In their seminal work “The Effects of Interactive Latency on Exploratory Visual Analytics,” Zhicheng and Heer concluded:
“In this research, we have found that interactive latency can play an important role in shaping user behavior and impacts the outcomes of exploratory visual analysis. Delays of 500ms incurred significant costs, decreasing user activity and data set coverage while reducing rates of observation, generalization and hypothesis.”
Read the full paper here: https://idl.cs.washington.edu/files/2014-Latency-InfoVis.pdf.

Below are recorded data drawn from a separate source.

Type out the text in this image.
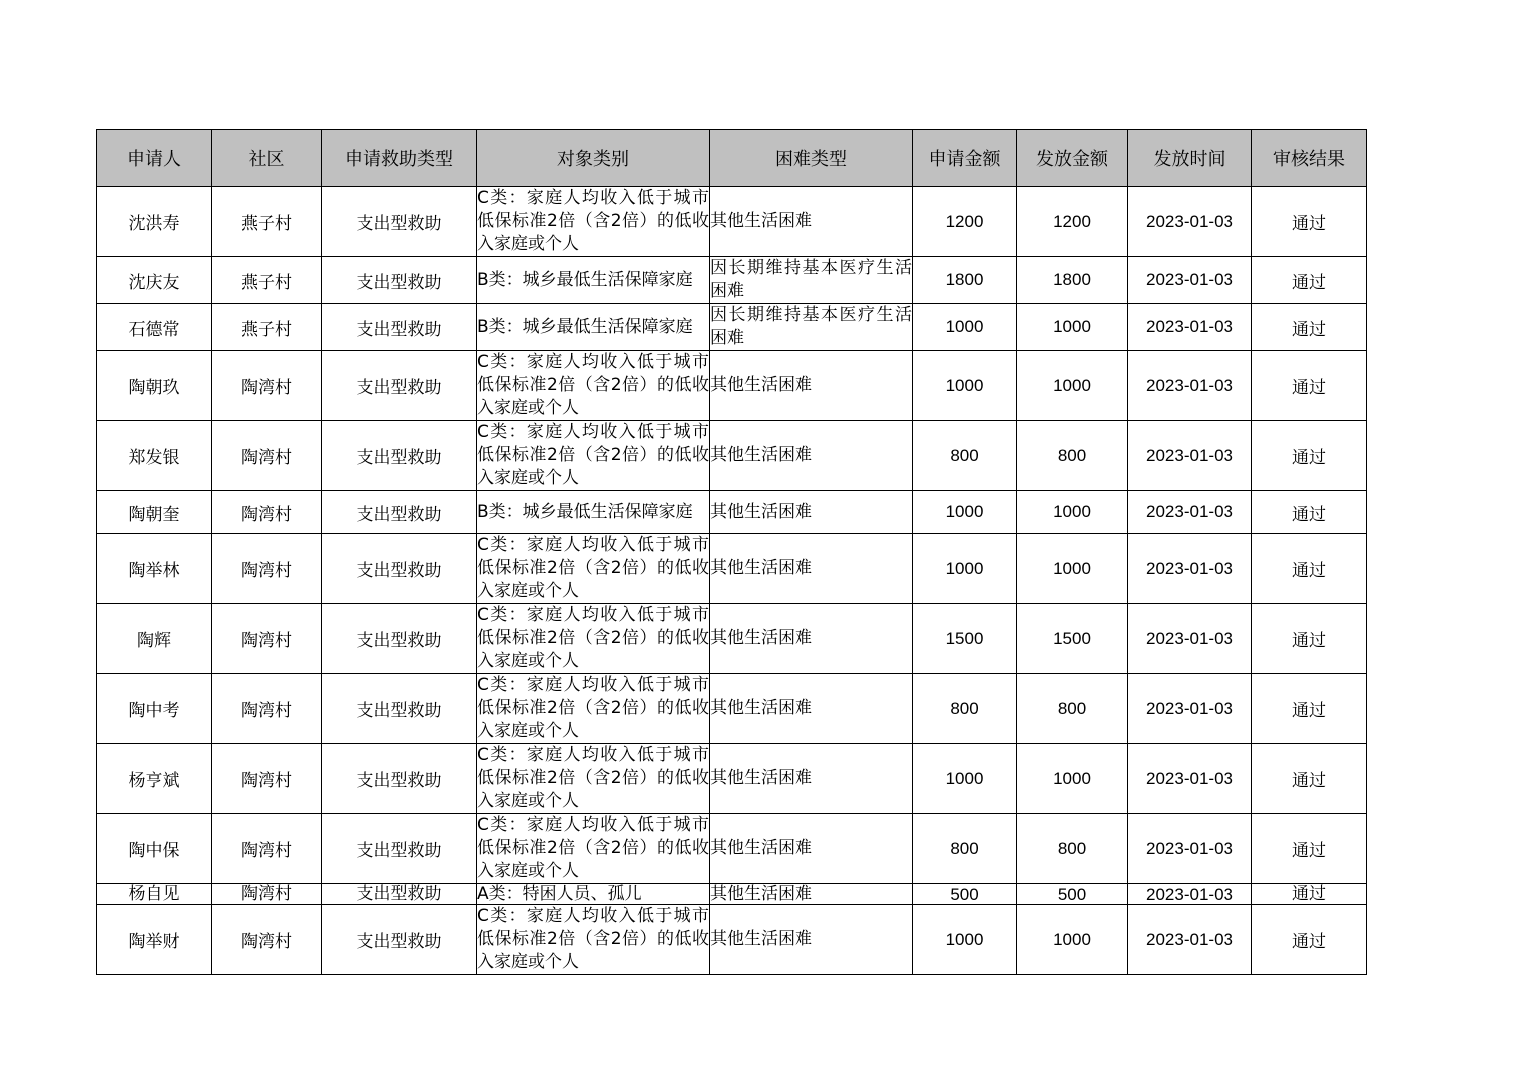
申请人	社区	申请救助类型	对象类别	困难类型	申请金额	发放金额	发放时间	审核结果
沈洪寿	燕子村	支出型救助	C类：家庭人均收入低于城市低保标准2倍（含2倍）的低收入家庭或个人	其他生活困难	1200	1200	2023-01-03	通过
沈庆友	燕子村	支出型救助	B类：城乡最低生活保障家庭	因长期维持基本医疗生活困难	1800	1800	2023-01-03	通过
石德常	燕子村	支出型救助	B类：城乡最低生活保障家庭	因长期维持基本医疗生活困难	1000	1000	2023-01-03	通过
陶朝玖	陶湾村	支出型救助	C类：家庭人均收入低于城市低保标准2倍（含2倍）的低收入家庭或个人	其他生活困难	1000	1000	2023-01-03	通过
郑发银	陶湾村	支出型救助	C类：家庭人均收入低于城市低保标准2倍（含2倍）的低收入家庭或个人	其他生活困难	800	800	2023-01-03	通过
陶朝奎	陶湾村	支出型救助	B类：城乡最低生活保障家庭	其他生活困难	1000	1000	2023-01-03	通过
陶举林	陶湾村	支出型救助	C类：家庭人均收入低于城市低保标准2倍（含2倍）的低收入家庭或个人	其他生活困难	1000	1000	2023-01-03	通过
陶辉	陶湾村	支出型救助	C类：家庭人均收入低于城市低保标准2倍（含2倍）的低收入家庭或个人	其他生活困难	1500	1500	2023-01-03	通过
陶中考	陶湾村	支出型救助	C类：家庭人均收入低于城市低保标准2倍（含2倍）的低收入家庭或个人	其他生活困难	800	800	2023-01-03	通过
杨亨斌	陶湾村	支出型救助	C类：家庭人均收入低于城市低保标准2倍（含2倍）的低收入家庭或个人	其他生活困难	1000	1000	2023-01-03	通过
陶中保	陶湾村	支出型救助	C类：家庭人均收入低于城市低保标准2倍（含2倍）的低收入家庭或个人	其他生活困难	800	800	2023-01-03	通过
杨自见	陶湾村	支出型救助	A类：特困人员、孤儿	其他生活困难	500	500	2023-01-03	通过
陶举财	陶湾村	支出型救助	C类：家庭人均收入低于城市低保标准2倍（含2倍）的低收入家庭或个人	其他生活困难	1000	1000	2023-01-03	通过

Types of GPU-based Analytics Use Cases
here are dozens of GPU analytics use cases use cases within industries such as Telecommunications; Financial Services; Automotive; Logistics; Oil & Gas; Utilities; Advertising; Defense & Intelligence. Examples include:
- Telecommunications: Network Reliability Analysis
- Automotive & Transport: Vehicle Telematics Analysis
- Investment Banking: Alternative Data Insights
- Utilities: Smart Meter Analysis
- Oil & Gas: Well Log Analysis
- Pharmaceutical: Clinical Trial Analysis
- Cyber Incident Investigation
- Defense & Intelligence: GEOINT
Learn more about how OmniSci addresses these and other use cases here.
The Medium to Long Term
The trends that got us here are not going away. Data continues to grow at 40% year over year. Competitiveness in virtually every industry has become dramatically impacted by analytics capabilities, the ultimate goal being to find more insights faster than the competition. Additionally, organizations are fighting a talent war to attract and retain analysts and data scientists, and realize the need to equip them with technologies that deliver exceptional productivity.
Therefore, we believe that over the medium to long-term the capabilities that we define today as GPU-accelerated analytics will eventually become mainstream, fundamentally transforming how analytics work is done in any organization.